In sectors like telecoms and healthcare, it is super important for us to guarantee data residency.

Like a growing number of CIOs in Europe and the US, the CIO has recently transitioned his hybrid cloud infrastructure away from a VMware three-tier estate. As with others diginomica has spoken to, he found the price increases by VMware since its acquisition by Broadcom to be unacceptable. In addition, the CIO was looking for infrastructure that would support an AI technology stack.

The ambition and pace of Power International Holding meant the business needed a hub for AI innovation. This hub enables employees to use AI with the right levels of safety and governance.

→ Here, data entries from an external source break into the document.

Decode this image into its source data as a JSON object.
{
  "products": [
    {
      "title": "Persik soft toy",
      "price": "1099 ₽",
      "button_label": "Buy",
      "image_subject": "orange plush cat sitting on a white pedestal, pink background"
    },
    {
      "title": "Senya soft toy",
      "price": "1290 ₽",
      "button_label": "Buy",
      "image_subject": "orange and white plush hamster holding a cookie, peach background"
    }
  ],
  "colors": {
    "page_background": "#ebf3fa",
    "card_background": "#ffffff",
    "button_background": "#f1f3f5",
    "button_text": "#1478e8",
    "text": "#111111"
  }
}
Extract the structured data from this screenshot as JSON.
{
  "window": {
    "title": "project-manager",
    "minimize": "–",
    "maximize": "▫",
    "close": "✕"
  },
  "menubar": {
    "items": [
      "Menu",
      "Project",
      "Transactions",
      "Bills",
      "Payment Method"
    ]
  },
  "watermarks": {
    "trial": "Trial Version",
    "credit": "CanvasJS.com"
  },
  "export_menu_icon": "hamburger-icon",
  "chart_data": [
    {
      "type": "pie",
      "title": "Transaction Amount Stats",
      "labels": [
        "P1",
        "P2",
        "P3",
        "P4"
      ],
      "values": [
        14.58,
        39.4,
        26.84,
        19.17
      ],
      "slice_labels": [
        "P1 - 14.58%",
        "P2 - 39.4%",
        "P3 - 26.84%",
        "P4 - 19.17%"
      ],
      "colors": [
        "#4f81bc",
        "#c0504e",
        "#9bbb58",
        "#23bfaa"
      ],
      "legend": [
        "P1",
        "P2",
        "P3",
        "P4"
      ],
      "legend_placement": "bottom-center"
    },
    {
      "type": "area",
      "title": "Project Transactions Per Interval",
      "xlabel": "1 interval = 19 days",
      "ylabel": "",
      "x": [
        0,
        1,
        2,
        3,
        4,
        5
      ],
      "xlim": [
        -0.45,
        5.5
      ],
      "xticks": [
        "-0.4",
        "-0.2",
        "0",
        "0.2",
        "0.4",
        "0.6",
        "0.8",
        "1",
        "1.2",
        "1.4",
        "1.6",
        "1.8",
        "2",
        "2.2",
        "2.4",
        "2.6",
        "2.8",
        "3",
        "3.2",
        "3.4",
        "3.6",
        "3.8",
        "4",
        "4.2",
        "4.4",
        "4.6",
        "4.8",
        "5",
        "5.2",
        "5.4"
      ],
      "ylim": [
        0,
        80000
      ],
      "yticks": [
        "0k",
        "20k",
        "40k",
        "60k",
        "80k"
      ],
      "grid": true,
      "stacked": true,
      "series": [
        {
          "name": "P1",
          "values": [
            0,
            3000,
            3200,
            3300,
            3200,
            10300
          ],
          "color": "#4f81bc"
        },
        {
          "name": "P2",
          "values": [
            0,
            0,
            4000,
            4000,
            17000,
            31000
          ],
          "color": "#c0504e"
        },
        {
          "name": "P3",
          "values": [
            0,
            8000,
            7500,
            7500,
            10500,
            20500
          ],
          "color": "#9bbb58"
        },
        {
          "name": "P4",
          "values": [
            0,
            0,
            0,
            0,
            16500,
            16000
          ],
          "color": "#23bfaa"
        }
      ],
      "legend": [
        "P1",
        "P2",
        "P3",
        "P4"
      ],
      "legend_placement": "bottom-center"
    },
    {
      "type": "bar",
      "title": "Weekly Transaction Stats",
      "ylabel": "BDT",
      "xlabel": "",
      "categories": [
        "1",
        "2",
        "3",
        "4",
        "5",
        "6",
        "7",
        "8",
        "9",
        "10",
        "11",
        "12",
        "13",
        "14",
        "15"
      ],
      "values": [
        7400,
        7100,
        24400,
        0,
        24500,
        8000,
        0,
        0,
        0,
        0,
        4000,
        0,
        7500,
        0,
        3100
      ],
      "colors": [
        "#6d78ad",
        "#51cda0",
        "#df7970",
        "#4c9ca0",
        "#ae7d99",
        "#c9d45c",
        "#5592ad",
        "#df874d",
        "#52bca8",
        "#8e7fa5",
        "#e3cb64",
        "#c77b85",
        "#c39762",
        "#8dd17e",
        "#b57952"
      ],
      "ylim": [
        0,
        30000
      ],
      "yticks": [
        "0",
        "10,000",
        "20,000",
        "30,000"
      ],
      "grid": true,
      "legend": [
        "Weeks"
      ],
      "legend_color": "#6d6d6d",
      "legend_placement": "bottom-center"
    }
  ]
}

Having assessed the market, Power International Holding deployed an AI platform using Nutanix Enterprise AI services to run and govern the large language models (LLMs) across the entire group. This provides open-source LLM inference services that have role-based access controls, integration monitoring, and managed API endpoints. This ensures his team knows that AI is standardized. Also, the development teams access AI on a path that has been sanctioned. This prevents shadow AI from arising and vital business or customer data from leaking onto unapproved AI and software-as-a-service (SaaS) platforms. He says this has enabled business units to develop AI prototypes, including chatbots and copilots.

For certain verticals in the Power International Holding conglomerate, this secure and governed approach to AI is enabling innovation, he says:

In healthcare, we are using AI ambient listening, which is allowing our doctors to see 15 to 20% more patients a day. We can tell them that all of the appointment notes and recordings are safe and within our environment.

Moving away from a three-tier architecture has reduced complexity by 60%, the CIO says.

My take

As an avid reader of The Economist, I have been following the rapid pace of business development in the Middle East and Central Asia. Meeting a CIO who is right in the midst of the rapid, technology-driven growth of this region was fascinating. As ever with business, there were shared struggles, shadow technology, and duplication, for example, but also an opportunity to do things in new ways and at a major scale. This will be a CIO, company, and market that it will be a must to keep an eye on.